Pues se fue una madrugada y cuenta que la luna está oculta, que había un silencio en el camino que erizaba la piel, no se escuchaba ni un ruido, solo el ligero murmullo del río que cruzaba por un costado de la ciudad, y aunque lejos darle valor, más bien sentía un temor y un frío desconocido que le calaba hasta los huesos.

Los pocoyos salían y se le cruzaban en el camino. Estos animalitos que parecen gallinitas son de mal agüero.

Siguió su ruta e iba pensando en la pasada de la ceiba, un lugar famoso por sus apariciones, quejidos, y sombras. Otras veces él pasaba sin miedo alguno, pero ese día sentía algo raro en el ambiente, era como una premonición de lo que le iba a suceder.

Normalmente, los campesinos no le temen a nada y están acostumbrados a caminar de noche, pero por cualquier eventualidad  van preparados, con su magnífica en la cartera, y oraciones que aprenden desde niños para evitar les hagan daño. Mi tío no era la excepción.

Al fin, por muy despacio que fuera, llegó a la ceiba, un árbol tan frondoso y grueso de ramas copadas y muy altas que si la noche era obscura, él contribuía a que esa pasada fuera tenebrosa.

Si de día causaba su resquemor, imagínense en la noche, árida y solitaria.

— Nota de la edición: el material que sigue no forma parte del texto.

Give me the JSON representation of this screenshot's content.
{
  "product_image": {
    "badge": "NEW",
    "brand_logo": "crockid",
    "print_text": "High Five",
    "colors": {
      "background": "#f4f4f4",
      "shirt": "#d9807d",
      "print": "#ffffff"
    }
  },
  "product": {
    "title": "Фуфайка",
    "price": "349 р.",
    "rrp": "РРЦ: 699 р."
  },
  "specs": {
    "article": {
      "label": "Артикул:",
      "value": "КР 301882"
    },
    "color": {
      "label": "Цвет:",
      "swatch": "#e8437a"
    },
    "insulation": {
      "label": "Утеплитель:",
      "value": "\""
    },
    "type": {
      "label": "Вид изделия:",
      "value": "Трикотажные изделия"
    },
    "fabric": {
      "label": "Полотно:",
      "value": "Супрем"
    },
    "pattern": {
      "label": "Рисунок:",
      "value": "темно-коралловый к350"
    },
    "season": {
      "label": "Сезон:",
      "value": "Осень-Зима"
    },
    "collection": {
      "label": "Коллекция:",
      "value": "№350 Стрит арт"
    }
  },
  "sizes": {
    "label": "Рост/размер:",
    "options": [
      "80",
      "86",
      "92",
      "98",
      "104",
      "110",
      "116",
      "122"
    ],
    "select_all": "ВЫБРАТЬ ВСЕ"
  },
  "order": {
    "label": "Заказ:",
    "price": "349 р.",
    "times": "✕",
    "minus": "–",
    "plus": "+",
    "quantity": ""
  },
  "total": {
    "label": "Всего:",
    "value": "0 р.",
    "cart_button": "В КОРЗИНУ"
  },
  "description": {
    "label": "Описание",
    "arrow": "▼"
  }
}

Momentitos antes de llegar, por precaución desenfundó su machete y lo cruzó entre el y la bestia, cuando de pronto y de la nada, sale un animalito que el creyó que era un perrito que se había quedado abandonado por el lugar, sin embargo, dice, la cabeza se le creció, le entró un miedo que le castañeaban  los dientes y la bestia  que montaba se trastornó que no quería dar un paso más. Agarra su machete y le da al aire al animalito, que a todo esto había crecido de tamaño y se le abalanzó convertido en un enorme perro negro. Como pudo, volteó él su sombrero y le dio dos sombrerazos rezando una oración de protección, o lo que se acordó de ella,  le tiró dos machetazos y aquel animal enfurecido no ladraba, sino que emitía gemidos de rabia y de impotencia.

Se le tiró encima y lo revolcó bajándolo del caballo y este, emprendiendo la huida, lo dejó solo tirado en el camino.

Ya no supo más. Perdió el conocimiento y fue hasta muchas horas después que al llegar el caballo solo a la casa de los familiares, comprendieron que algo malo había sucedido y salieron a buscarlo, encontrándolo tirado en la tierra,  temblando de miedo, sin habla y con mucho frío.

Este mal rato le dilató muchos días en recuperarse, pues le dio una fiebre muy alta y  un pavor que no quería hablar de lo sucedido.

Pero como a otros ya le había pasado lo mismo, comprendieron que es lo que había vivido y con remedios caseros y baños de hojas lograron curarlo.

El ahora dice que fue el Cadejo malo que lo atacó, que es el mismísimo demonio, que sale en las noches
obscuras y solas a ganar adeptos, porque muchos mueren del corazón.

Existe, dice él, el cadejo blanco, pero que este te protege y te va acompañando todo el camino, hasta tu lugar de destino, donde desaparece en la nada.

Mientras este relato salía a luz, nosotros no queríamos ni movernos, ni ir a tomar agua, ni mucho menos acostarnos,  y mirábamos en la luz de los candiles, sombras fantasmagóricas en forma de perro.

Con el corazón a todo galope, queriéndose salir por la boca, esperábamos que los mayores se levantaran de los taburetes para seguirlos pegados a sus faldas. Estas leyendas siguen vivas a través de los tiempos para deleite terrorífico de nuestros hijos y nietos.

Son las supersticiones de nuestros pueblos y la vivencia del campesino, que nos ayuda a pasar  y recordar momentos agradables y tenebrosos.

®A. M: S. C.

Publicado el 11 de noviembre, 2010 en Nicaragua de mis Recuerdos con permiso de su autora.